UC San Diego’s EXCITE Laboratory processes approximately 1,000 samples per day and determines whether they are positive or negative. The samples are drawn from the school’s students, faculty, and staff, as well as from some public schools in San Diego County and the San Diego Fire and Rescue.

It was not clear on Wednesday whether the person who tested positive had any direct connection to UCSD.

“We determine whether the variant comes from a student or someone else,” said Dr. David Brenner, vice chancellor of health sciences at UC San Diego.
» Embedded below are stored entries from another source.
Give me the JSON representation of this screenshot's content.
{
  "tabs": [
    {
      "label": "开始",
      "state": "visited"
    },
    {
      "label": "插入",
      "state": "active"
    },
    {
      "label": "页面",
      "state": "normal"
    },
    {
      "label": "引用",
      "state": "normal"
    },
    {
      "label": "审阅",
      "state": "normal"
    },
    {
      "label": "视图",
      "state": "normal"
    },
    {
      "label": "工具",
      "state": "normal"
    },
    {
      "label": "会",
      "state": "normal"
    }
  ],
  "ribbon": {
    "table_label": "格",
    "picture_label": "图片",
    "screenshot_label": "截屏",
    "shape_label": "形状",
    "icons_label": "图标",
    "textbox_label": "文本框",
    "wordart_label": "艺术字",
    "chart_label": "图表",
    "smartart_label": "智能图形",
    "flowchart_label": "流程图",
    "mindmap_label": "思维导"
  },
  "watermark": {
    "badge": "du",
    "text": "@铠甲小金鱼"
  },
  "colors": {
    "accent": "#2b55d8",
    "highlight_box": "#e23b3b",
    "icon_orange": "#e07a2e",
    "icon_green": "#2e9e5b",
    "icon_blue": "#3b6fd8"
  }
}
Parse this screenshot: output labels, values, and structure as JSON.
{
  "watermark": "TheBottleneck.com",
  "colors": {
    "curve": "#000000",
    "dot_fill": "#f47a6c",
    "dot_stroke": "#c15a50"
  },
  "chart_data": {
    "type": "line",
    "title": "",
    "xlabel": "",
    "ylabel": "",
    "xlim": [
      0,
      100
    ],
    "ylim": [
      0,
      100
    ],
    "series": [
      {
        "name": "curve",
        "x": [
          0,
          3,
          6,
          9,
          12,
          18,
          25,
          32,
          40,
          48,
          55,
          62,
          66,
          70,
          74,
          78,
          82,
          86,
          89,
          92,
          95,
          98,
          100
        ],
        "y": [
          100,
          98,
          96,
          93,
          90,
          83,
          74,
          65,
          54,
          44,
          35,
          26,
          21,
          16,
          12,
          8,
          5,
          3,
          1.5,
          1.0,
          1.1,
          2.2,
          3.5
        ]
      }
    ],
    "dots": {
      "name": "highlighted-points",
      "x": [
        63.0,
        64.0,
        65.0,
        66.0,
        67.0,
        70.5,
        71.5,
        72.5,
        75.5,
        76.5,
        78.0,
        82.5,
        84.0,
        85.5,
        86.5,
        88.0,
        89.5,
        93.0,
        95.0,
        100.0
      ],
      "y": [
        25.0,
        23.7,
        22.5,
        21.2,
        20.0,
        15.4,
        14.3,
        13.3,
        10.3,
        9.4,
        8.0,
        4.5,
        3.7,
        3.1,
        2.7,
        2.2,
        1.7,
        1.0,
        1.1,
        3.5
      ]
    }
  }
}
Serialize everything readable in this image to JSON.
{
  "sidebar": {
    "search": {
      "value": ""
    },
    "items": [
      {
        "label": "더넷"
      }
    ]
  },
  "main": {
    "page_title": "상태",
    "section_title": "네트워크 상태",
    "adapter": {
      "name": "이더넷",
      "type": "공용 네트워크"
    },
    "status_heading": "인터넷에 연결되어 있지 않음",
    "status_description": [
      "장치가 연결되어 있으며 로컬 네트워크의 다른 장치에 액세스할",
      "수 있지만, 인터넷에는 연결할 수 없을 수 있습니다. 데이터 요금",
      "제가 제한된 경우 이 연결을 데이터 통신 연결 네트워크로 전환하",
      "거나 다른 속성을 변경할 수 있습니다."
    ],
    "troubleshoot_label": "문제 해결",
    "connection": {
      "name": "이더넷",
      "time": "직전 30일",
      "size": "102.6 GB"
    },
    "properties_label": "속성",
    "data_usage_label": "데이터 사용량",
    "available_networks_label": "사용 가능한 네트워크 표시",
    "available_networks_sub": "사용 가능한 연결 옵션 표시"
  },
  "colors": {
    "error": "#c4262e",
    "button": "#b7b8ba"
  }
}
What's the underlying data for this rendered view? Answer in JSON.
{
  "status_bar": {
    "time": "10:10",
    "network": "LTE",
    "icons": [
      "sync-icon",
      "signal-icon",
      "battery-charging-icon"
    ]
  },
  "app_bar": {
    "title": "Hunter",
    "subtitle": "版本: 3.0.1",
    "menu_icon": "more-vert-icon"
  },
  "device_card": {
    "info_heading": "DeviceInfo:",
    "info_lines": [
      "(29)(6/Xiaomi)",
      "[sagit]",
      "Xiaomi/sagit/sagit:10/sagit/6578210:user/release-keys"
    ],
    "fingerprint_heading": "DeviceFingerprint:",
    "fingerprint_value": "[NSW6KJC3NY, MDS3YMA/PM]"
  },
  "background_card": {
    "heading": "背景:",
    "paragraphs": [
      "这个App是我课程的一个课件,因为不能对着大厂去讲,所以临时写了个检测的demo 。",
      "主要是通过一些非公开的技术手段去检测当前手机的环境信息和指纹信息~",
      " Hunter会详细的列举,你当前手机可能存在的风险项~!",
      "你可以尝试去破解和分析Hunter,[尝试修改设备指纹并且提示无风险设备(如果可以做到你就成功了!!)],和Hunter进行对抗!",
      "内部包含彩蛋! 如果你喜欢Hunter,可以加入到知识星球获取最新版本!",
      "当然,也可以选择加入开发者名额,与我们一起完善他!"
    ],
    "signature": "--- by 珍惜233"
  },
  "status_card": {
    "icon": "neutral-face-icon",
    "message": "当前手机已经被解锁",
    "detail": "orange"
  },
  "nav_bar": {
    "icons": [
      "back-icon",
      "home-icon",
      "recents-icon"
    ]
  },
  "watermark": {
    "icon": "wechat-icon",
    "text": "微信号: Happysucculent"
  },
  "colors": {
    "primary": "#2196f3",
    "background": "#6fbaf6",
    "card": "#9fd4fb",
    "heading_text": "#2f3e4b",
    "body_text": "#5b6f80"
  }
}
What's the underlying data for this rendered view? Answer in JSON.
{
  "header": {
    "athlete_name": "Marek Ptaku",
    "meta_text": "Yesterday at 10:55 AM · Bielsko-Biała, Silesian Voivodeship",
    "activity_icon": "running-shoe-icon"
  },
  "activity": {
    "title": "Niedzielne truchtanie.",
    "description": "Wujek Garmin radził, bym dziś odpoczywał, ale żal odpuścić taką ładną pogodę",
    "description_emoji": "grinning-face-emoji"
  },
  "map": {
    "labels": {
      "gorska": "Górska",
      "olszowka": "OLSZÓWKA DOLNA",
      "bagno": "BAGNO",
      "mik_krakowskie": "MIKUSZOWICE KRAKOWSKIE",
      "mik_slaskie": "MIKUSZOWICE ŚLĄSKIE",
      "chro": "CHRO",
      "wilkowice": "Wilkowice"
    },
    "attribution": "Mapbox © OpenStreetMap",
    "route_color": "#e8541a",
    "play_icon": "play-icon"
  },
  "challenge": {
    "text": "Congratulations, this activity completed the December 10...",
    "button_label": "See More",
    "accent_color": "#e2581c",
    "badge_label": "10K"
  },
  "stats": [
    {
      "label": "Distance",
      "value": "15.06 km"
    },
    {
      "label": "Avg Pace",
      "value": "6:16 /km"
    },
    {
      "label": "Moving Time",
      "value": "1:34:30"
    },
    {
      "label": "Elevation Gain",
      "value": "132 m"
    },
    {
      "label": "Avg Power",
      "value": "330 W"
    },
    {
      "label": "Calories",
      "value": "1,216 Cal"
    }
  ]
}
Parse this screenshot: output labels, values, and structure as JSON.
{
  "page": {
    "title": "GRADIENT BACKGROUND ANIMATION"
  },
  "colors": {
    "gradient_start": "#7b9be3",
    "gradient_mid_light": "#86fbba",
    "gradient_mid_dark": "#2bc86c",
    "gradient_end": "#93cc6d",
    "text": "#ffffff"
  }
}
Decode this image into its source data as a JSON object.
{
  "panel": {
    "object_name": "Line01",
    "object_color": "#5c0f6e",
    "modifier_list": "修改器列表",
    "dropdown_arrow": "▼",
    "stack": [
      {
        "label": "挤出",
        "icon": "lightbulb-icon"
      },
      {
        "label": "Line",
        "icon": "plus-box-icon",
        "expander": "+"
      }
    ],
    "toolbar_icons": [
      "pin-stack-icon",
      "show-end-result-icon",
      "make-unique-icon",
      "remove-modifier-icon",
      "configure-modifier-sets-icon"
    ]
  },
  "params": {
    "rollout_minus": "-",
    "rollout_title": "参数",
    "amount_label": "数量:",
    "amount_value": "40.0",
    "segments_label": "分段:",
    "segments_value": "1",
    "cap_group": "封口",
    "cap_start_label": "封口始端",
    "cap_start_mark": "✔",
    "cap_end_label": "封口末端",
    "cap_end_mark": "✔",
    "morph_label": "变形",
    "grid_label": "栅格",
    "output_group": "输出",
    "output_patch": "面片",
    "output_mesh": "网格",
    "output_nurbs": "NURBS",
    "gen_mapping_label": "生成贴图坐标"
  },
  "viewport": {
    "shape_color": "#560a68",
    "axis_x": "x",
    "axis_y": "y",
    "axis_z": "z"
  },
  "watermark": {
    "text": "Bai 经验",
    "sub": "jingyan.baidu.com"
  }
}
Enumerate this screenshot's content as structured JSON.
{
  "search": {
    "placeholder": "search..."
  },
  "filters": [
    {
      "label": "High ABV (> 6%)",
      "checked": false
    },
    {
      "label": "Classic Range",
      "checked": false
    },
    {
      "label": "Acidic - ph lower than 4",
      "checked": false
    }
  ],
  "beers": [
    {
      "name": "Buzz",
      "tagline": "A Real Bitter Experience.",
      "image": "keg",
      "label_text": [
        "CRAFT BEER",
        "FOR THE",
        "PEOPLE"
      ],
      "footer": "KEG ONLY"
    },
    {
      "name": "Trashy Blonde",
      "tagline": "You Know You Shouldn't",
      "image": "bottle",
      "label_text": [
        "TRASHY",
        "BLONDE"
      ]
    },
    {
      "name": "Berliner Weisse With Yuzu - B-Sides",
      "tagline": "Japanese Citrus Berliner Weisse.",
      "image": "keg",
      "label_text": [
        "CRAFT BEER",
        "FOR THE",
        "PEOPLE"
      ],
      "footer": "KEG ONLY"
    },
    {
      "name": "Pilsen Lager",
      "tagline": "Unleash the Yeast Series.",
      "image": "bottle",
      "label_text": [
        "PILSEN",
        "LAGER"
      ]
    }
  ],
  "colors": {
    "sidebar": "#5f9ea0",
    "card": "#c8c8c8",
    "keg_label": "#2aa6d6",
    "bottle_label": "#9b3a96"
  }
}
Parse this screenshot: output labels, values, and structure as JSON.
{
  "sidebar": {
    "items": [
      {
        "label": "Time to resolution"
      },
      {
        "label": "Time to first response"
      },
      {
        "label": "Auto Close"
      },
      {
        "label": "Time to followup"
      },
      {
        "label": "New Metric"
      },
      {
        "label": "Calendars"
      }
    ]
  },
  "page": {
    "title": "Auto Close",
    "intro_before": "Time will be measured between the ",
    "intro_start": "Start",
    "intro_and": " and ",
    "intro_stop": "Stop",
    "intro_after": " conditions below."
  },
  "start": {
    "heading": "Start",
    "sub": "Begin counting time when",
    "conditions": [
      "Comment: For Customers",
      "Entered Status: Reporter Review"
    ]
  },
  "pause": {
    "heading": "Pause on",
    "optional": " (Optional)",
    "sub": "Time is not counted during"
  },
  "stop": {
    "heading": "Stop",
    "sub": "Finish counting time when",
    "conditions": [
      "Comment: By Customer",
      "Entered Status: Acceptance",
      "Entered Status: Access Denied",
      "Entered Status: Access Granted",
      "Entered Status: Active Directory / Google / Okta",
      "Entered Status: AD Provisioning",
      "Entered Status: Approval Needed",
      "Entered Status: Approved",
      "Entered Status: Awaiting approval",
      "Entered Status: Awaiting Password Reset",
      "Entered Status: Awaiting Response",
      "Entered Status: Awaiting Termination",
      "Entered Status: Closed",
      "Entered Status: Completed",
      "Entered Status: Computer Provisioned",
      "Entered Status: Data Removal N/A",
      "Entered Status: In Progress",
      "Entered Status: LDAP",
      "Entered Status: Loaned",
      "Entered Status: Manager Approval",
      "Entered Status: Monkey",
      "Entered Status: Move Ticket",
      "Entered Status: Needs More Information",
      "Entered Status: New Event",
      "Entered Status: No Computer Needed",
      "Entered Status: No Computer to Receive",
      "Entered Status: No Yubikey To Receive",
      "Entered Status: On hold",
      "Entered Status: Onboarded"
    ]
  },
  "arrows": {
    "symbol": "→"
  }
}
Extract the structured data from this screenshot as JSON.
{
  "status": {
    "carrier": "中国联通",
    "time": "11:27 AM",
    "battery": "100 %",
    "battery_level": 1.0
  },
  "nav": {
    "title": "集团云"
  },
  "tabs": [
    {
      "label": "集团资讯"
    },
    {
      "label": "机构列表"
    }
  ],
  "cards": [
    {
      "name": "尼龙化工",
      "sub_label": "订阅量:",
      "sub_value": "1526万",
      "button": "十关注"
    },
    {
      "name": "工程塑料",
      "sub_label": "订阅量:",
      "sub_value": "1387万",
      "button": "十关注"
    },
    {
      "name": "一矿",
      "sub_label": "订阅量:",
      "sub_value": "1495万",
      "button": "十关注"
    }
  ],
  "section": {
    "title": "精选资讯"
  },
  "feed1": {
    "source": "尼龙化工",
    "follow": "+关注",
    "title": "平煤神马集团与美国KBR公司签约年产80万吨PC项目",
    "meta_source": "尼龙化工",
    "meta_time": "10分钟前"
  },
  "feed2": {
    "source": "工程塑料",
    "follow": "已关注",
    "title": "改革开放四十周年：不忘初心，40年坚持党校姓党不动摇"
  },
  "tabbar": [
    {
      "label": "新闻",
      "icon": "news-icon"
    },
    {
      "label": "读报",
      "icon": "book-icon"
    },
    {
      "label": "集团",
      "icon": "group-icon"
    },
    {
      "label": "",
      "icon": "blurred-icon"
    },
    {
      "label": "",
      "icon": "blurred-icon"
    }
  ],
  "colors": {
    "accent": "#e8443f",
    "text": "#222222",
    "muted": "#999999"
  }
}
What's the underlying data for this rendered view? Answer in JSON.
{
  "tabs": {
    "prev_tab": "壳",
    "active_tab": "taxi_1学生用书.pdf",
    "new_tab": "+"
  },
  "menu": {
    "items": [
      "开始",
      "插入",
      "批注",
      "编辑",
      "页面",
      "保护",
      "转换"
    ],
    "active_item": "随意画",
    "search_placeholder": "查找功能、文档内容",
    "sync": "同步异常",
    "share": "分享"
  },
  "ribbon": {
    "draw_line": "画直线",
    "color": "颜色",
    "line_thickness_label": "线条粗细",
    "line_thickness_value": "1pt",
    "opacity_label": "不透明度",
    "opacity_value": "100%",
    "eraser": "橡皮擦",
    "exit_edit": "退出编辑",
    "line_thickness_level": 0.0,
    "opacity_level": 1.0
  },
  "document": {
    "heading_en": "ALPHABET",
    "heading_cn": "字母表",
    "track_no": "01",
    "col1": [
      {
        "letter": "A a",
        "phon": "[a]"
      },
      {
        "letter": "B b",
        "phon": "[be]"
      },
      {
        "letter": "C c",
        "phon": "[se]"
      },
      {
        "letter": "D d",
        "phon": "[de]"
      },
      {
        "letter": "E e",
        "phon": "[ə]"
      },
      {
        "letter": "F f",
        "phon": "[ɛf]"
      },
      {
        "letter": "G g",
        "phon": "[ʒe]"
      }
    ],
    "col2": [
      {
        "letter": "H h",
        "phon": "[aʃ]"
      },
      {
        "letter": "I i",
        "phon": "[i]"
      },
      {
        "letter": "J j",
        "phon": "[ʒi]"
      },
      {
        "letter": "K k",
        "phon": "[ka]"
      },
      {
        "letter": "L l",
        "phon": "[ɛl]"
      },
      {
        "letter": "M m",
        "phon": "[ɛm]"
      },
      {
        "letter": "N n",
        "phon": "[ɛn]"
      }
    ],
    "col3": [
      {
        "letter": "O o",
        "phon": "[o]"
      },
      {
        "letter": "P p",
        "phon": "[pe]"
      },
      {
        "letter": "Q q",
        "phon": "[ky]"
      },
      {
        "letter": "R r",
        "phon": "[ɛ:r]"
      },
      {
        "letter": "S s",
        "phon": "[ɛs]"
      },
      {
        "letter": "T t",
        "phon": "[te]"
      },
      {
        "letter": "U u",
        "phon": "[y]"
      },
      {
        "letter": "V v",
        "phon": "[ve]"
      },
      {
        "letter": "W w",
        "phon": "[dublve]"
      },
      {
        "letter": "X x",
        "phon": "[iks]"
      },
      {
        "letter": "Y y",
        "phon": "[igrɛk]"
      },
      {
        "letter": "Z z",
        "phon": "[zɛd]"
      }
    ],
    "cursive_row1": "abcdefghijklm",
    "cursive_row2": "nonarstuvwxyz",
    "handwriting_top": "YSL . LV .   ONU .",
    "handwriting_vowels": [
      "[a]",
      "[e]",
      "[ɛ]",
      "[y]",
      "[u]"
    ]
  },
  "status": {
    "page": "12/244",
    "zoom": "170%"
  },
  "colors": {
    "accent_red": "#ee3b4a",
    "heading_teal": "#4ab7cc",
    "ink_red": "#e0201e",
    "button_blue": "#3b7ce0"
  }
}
Michael Osterholm, director of the Center for Research and Infectious Disease Research and Policy at the University of Minnesota, said he is very familiar with the work of Andersen, who has gained a national and international reputation. Detecting the variant so quickly, according to him, is probably a harbinger of future things. Although science hubs like San Diego are usually the first to detect such arrivals, the fact that no one has reported overseas travel so far means that there are more of the same waiting to be found.

“I think this virus is probably being spread in a large part of the US,” he said.

According to him, it should be a sobering reminder that this is not the year for a big New Year’s Eve party.

“Celebrate with those you love, with whom you were in the same bubble of exposure,” he said. “The greatest gift you can give them is that they will not be exposed to this virus, so they will be on New Year’s Eve 2021.”